Monette memoir, '60s novels optioned

HOLLYWOOD — Indie production shingle Hyperion Studios has optioned a memoir by Paul Monette and a series of 1960s pulp “sleaze” novels, projects that will be produced by Russell Marleau and Christian Mills under their three-year first-look deal with the studios.

British screenwriter Patrick Wilde will adapt “Becoming a Man: Half a Life Story,” Monette’s book about growing up and coming out during the turbulent 1960s.

Duo is also developing a series of pulp novels into modest-budget genre movies to be made under the “Down & Dirty” imprimatur.

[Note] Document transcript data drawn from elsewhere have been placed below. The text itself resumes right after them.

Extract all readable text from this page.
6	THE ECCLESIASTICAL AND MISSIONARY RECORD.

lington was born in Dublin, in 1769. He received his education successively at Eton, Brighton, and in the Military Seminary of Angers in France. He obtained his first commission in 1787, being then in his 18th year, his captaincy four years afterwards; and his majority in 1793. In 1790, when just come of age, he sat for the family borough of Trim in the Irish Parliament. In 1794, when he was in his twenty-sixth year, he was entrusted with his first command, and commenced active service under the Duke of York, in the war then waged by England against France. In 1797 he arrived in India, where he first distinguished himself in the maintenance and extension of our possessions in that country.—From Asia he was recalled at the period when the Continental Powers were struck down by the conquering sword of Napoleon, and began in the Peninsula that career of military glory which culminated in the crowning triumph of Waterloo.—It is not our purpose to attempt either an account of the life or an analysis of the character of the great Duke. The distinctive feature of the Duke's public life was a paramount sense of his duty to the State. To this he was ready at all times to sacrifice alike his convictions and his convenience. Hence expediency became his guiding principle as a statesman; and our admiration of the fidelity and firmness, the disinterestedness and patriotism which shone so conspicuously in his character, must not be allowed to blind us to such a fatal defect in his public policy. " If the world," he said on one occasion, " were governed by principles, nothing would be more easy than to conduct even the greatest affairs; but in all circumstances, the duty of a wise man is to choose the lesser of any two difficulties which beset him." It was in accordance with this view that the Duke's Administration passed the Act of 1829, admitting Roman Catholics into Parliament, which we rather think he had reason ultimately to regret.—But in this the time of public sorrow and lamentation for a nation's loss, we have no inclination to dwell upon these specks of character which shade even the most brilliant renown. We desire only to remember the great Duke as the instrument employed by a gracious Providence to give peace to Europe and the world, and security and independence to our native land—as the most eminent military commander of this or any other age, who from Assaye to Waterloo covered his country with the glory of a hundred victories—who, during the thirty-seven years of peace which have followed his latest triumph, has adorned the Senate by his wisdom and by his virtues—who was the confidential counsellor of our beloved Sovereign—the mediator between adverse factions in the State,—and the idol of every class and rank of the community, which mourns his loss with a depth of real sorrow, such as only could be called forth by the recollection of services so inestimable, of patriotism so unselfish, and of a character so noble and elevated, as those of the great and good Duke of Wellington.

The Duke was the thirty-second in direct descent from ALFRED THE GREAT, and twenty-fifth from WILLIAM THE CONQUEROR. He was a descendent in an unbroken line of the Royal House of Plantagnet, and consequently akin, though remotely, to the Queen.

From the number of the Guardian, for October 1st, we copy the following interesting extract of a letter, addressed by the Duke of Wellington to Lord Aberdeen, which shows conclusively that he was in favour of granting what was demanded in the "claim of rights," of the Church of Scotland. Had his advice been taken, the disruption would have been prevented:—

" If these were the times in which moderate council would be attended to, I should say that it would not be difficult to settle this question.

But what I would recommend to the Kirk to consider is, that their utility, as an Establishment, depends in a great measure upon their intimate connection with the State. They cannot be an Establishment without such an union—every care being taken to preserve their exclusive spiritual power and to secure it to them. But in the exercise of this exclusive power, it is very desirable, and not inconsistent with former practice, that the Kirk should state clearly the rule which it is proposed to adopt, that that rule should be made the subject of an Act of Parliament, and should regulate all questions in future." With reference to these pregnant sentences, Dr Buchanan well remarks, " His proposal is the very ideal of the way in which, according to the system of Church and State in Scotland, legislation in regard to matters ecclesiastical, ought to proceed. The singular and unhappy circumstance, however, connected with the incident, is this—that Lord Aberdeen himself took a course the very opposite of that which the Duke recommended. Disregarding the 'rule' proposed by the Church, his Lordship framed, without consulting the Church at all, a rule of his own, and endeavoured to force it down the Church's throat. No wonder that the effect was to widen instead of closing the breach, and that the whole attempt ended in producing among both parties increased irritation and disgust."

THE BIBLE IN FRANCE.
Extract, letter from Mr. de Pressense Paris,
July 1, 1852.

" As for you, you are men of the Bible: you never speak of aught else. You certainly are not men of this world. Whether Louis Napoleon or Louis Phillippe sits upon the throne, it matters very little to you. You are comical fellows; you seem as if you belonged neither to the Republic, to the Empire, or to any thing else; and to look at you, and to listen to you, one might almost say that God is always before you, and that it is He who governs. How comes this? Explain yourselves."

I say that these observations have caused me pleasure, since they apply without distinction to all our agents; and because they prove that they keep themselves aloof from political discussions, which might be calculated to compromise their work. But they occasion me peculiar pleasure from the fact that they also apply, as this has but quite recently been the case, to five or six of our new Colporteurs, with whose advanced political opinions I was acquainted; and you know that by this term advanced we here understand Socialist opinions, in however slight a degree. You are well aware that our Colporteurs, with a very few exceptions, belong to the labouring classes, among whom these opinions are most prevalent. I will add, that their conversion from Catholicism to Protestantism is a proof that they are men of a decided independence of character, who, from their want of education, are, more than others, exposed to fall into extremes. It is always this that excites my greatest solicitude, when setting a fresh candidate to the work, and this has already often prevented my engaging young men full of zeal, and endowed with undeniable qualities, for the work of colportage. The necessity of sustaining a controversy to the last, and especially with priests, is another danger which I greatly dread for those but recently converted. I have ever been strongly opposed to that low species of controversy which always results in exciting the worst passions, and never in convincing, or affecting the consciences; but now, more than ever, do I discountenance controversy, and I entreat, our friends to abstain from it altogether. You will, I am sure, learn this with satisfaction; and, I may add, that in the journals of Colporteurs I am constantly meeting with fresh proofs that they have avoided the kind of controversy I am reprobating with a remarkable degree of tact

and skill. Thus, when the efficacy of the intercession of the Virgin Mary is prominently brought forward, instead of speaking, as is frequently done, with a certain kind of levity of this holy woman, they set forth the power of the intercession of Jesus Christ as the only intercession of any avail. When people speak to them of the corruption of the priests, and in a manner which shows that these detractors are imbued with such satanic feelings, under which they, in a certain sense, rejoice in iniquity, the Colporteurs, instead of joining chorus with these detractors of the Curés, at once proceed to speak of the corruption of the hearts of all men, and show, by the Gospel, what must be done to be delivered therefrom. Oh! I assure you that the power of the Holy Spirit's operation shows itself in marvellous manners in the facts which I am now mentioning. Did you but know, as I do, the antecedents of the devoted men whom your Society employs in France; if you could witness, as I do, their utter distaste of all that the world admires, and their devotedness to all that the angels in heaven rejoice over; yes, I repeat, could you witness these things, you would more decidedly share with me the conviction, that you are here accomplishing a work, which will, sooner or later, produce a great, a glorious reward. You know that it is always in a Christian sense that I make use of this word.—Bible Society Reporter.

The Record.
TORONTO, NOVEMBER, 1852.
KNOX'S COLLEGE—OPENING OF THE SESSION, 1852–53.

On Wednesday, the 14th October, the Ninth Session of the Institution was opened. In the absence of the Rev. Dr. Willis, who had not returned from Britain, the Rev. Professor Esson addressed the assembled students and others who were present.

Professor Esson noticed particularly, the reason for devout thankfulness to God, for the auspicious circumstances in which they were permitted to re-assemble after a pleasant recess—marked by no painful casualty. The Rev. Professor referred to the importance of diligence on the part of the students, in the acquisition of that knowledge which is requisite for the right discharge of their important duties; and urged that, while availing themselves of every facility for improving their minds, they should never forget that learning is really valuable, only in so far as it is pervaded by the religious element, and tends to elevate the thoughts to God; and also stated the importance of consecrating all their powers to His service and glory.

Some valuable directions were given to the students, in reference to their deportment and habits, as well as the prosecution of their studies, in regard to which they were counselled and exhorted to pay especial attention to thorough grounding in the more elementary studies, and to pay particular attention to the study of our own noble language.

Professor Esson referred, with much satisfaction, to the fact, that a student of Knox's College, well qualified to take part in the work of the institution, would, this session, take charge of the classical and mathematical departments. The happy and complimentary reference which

First two projects are “Memory of Passion” and “Three Way Split,” based on books by Gil Brewer.

“Passion” is being adapted by Simon Staho and Peter Asmussen, “Split” by newcomer Andrew LaCrosse.

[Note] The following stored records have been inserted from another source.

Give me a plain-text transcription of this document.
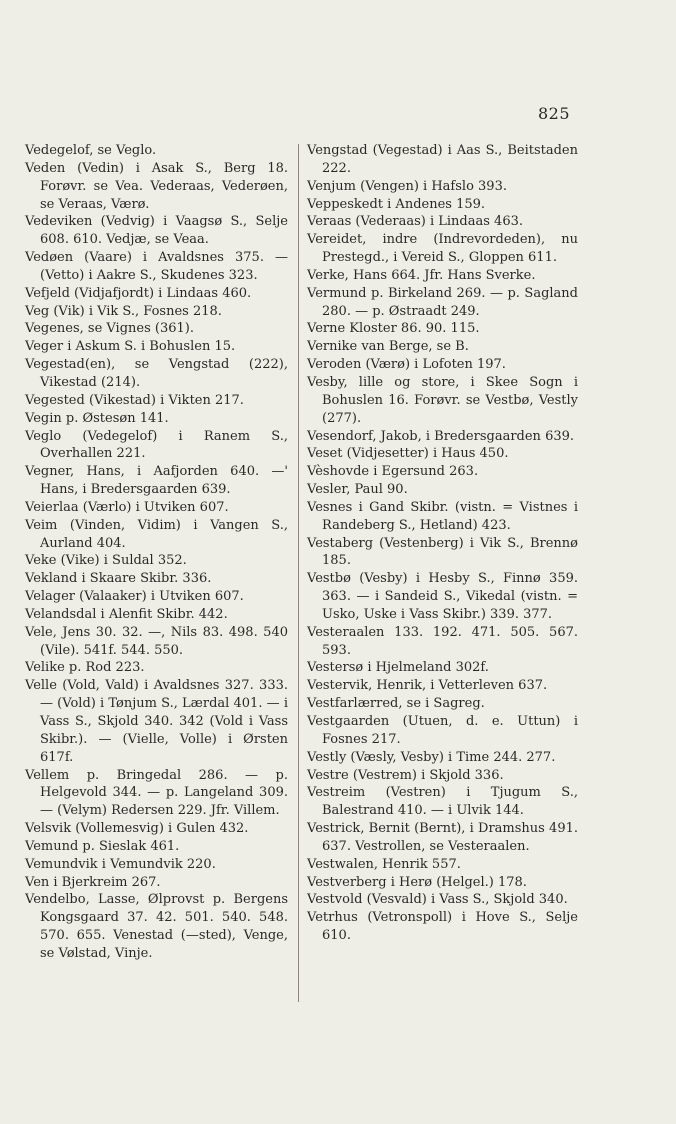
825

Vedegelof, se Veglo.

Veden (Vedin) i Asak S., Berg 18. Forøvr. se Vea. Vederaas, Vederøen, se Veraas, Værø.

Vedeviken (Vedvig) i Vaagsø S., Selje 608. 610. Vedjæ, se Veaa.

Vedøen (Vaare) i Avaldsnes 375. — (Vetto) i Aakre S., Skudenes 323.

Vefjeld (Vidjafjordt) i Lindaas 460.

Veg (Vik) i Vik S., Fosnes 218.

Vegenes, se Vignes (361).

Veger i Askum S. i Bohuslen 15.

Vegestad(en), se Vengstad (222), Vikestad (214).

Vegested (Vikestad) i Vikten 217.

Vegin p. Østesøn 141.

Veglo (Vedegelof) i Ranem S., Overhallen 221.

Vegner, Hans, i Aafjorden 640. —' Hans, i Bredersgaarden 639.

Veierlaa (Værlo) i Utviken 607.

Veim (Vinden, Vidim) i Vangen S., Aurland 404.

Veke (Vike) i Suldal 352.

Vekland i Skaare Skibr. 336.

Velager (Valaaker) i Utviken 607.

Velandsdal i Alenfit Skibr. 442.

Vele, Jens 30. 32. —, Nils 83. 498. 540 (Vile). 541f. 544. 550.

Velike p. Rod 223.

Velle (Vold, Vald) i Avaldsnes 327. 333. — (Vold) i Tønjum S., Lærdal 401. — i Vass S., Skjold 340. 342 (Vold i Vass Skibr.). — (Vielle, Volle) i Ørsten 617f.

Vellem p. Bringedal 286. — p. Helgevold 344. — p. Langeland 309. — (Velym) Redersen 229. Jfr. Villem.

Velsvik (Vollemesvig) i Gulen 432.

Vemund p. Sieslak 461.

Vemundvik i Vemundvik 220.

Ven i Bjerkreim 267.

Vendelbo, Lasse, Ølprovst p. Bergens Kongsgaard 37. 42. 501. 540. 548. 570. 655. Venestad (—sted), Venge, se Vølstad, Vinje.

Vengstad (Vegestad) i Aas S., Beitstaden 222.

Venjum (Vengen) i Hafslo 393.

Veppeskedt i Andenes 159.

Veraas (Vederaas) i Lindaas 463.

Vereidet, indre (Indrevordeden), nu Prestegd., i Vereid S., Gloppen 611.

Verke, Hans 664. Jfr. Hans Sverke.

Vermund p. Birkeland 269. — p. Sagland 280. — p. Østraadt 249.

Verne Kloster 86. 90. 115.

Vernike van Berge, se B.

Veroden (Værø) i Lofoten 197.

Vesby, lille og store, i Skee Sogn i Bohuslen 16. Forøvr. se Vestbø, Vestly (277).

Vesendorf, Jakob, i Bredersgaarden 639.

Veset (Vidjesetter) i Haus 450.

Vèshovde i Egersund 263.

Vesler, Paul 90.

Vesnes i Gand Skibr. (vistn. = Vistnes i Randeberg S., Hetland) 423.

Vestaberg (Vestenberg) i Vik S., Brennø 185.

Vestbø (Vesby) i Hesby S., Finnø 359. 363. — i Sandeid S., Vikedal (vistn. = Usko, Uske i Vass Skibr.) 339. 377.

Vesteraalen 133. 192. 471. 505. 567. 593.

Vestersø i Hjelmeland 302f.

Vestervik, Henrik, i Vetterleven 637.

Vestfarlærred, se i Sagreg.

Vestgaarden (Utuen, d. e. Uttun) i Fosnes 217.

Vestly (Væsly, Vesby) i Time 244. 277.

Vestre (Vestrem) i Skjold 336.

Vestreim (Vestren) i Tjugum S., Balestrand 410. — i Ulvik 144.

Vestrick, Bernit (Bernt), i Dramshus 491. 637. Vestrollen, se Vesteraalen.

Vestwalen, Henrik 557.

Vestverberg i Herø (Helgel.) 178.

Vestvold (Vesvald) i Vass S., Skjold 340.

Vetrhus (Vetronspoll) i Hove S., Selje 610.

Marleau and Mills are also producing a TV series based on Esme Raji Codell’s autobio, “Educating Esme: Diary of a Teacher’s First Year,” which Mark Perry will exec produce with Robert Greenblatt and David Janollari.

Marleau wrote and produced the series “Life With Louie”; he was also exec producer, head writer and director of “Animal Rescue Kids” for Discovery Channel.

Mills is also an actor who has guest starred on such shows as “Touched by an Angel,” “Profiler” and “Time of Your Life” as well as the feature “Playing by Heart.”

Hyperion, which specializes in youth-oriented film and TV projects, was founded in 1984 by Tom Wilhite, former head of movie and TV production for the Walt Disney Studios and Willard Carroll, a former Disney creative affairs exec.

Company received an Emmy nom for its Showtime movie “My Louisiana Sky,” and it is producing “Mister & Me” for Showtime, with Donna Brown Guillaume as producer. Company also has the rights to Robert Cormieri’s thriller “Fade” and Ed McBain’s novel “Downtown,” which Carroll has adapted and will direct.